農業手伝いによる寄与分は認められる? ―遺留分額は減らせず

質問

 父は畑7筆等を所有していましたが、財産全部を長男Aに相続させる遺言を残して死亡しました。相続人はAとその弟Bの2人です。Bは、Aに対して遺留分減殺請求をし、遺産の4分の1をBに返還するよう求めました。これに対し、Aは長年父の農業を手伝ってきたことによる寄与分を主張し、遺留分の返還に応じません。Aの寄与分の主張は認められますか。

回答

 まず、結論からいいますと、Aは、Bからの遺留分減殺請求に対して、自己の寄与分を主張(対抗)することはできません。

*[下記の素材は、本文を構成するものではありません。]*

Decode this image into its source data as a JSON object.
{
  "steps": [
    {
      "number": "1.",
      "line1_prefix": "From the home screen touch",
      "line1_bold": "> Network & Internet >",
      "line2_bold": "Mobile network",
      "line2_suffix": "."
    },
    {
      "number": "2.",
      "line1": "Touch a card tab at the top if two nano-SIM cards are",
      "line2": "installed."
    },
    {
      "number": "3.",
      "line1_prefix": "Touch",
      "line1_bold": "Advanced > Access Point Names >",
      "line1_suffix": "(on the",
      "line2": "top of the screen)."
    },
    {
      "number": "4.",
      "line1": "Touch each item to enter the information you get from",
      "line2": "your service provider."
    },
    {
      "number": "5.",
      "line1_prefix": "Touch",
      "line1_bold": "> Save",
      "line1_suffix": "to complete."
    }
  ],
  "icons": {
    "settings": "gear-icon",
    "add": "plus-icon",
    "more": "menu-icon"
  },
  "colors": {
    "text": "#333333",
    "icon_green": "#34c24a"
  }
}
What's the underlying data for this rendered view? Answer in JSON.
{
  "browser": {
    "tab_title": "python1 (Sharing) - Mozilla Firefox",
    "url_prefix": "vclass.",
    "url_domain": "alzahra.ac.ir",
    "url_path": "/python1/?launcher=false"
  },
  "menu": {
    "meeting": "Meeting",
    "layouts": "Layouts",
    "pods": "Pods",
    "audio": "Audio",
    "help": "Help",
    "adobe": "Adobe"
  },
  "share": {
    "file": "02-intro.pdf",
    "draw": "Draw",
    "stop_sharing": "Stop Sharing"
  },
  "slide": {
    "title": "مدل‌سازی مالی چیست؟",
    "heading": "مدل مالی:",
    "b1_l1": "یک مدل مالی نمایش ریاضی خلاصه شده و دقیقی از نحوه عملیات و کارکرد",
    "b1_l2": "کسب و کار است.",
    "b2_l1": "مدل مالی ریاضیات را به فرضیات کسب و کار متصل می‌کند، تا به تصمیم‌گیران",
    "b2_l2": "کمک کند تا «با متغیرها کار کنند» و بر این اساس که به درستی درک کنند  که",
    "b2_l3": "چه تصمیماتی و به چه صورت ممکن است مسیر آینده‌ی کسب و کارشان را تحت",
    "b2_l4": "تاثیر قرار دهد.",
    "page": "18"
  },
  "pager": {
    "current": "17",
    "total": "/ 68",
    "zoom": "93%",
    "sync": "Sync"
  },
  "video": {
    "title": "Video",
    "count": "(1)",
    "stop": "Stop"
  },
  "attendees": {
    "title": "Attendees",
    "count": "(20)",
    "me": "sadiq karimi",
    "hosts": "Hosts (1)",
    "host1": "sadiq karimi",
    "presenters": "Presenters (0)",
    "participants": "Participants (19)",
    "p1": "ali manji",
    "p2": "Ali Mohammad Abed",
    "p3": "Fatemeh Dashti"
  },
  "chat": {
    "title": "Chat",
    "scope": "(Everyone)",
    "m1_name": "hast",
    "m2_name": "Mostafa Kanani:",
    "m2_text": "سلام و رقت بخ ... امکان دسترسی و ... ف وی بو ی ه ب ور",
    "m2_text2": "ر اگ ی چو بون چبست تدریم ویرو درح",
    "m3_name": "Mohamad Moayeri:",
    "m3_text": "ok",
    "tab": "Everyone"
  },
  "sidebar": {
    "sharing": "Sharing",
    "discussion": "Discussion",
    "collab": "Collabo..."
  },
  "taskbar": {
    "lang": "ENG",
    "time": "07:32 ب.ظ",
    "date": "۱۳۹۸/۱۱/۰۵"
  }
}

 従って、Aは、長年父の農業を手伝ったことによる寄与分があるとしても、父からBの遺留分を侵害する遺贈を受けている以上は、寄与分があることを理由として、Bからの減殺請求額を減らすことはできません。

 仮に、遺言がないまま相続が開始していれば遺産分割協議が必要になりますから、寄与をしたAは、父の遺産から、Aの寄与分を控除した残りを遺産として分割協議をするよう主張でき、Aは、残りの遺産からの相続分と自分の寄与分を取得できます。しかし、質問の内容の遺言であれば、遺産分割協議は必要ないので、寄与分の主張はできません。

 判例は、寄与分は当事者間で合意ができないときは家庭裁判所の審判により定められるものであるから、遺留分減殺請求訴訟において抗弁として主張することは許されないと判示しました(東京高裁平成3年7月30日判決)。

 従って、Aは、Bからの遺留分減殺請求に対して、AはAの寄与分を以て、Bの遺留分額を減らすことはできないことになります。

供託賃料受領すると値上げは撤回?一部弁済受領の明記を

質問

 建物を貸していますが、家賃の値上げについて紛争があり、借家人は家賃を供託しています。供託金が大分たまっているので受領したいのですが、受領すると値上げを撤回したとみられてしまいますか。

回答

 賃貸人が賃料増額を請求し、賃借人がそれに応じず従前額を払おうとしたところ、賃貸人が受け取りを拒否したという場合、受け取らなかったからといってそのままにしておくと、賃貸人から賃料不払の債務不履行責任を問われますから、賃借人は従前の賃料額を供託所(法務局)に供託することになります。

 供託された賃料を受け取るには、被供託者つまり賃貸人が「供託金払渡請求書」(用紙は供託所にあります)に記名押印(実印でします)して印鑑証明書(3か月以内のもの)を添えて申請すれば、供託金の還付を受けることができます。この申請をする際には、払渡請求書を作成する便宜上、供託通知書も持参するとよいです。

 ただし、賃貸人が増額請求の意思を撤回することなく供託金の還付を受けるためには、上記「供託金払渡請求書」の備考欄に「供託受託、ただし、賃料一部弁済受領の留保をする。」旨を記載しておくことが必要です。そうしないと、供託金を賃料全額の弁済として受領したものとされ、賃料増額請求を撤回したと解されてしまうからです。

 このため、実務では、賃貸人は賃借人に対し、内容証明郵便で、値上請求額よりも少額の供託金を賃料の一部に充当する旨を通知し、そのうえ、上記のように供託所に留保意思を明らかにして、供託金の還付を受けています(最判昭38.9.19)。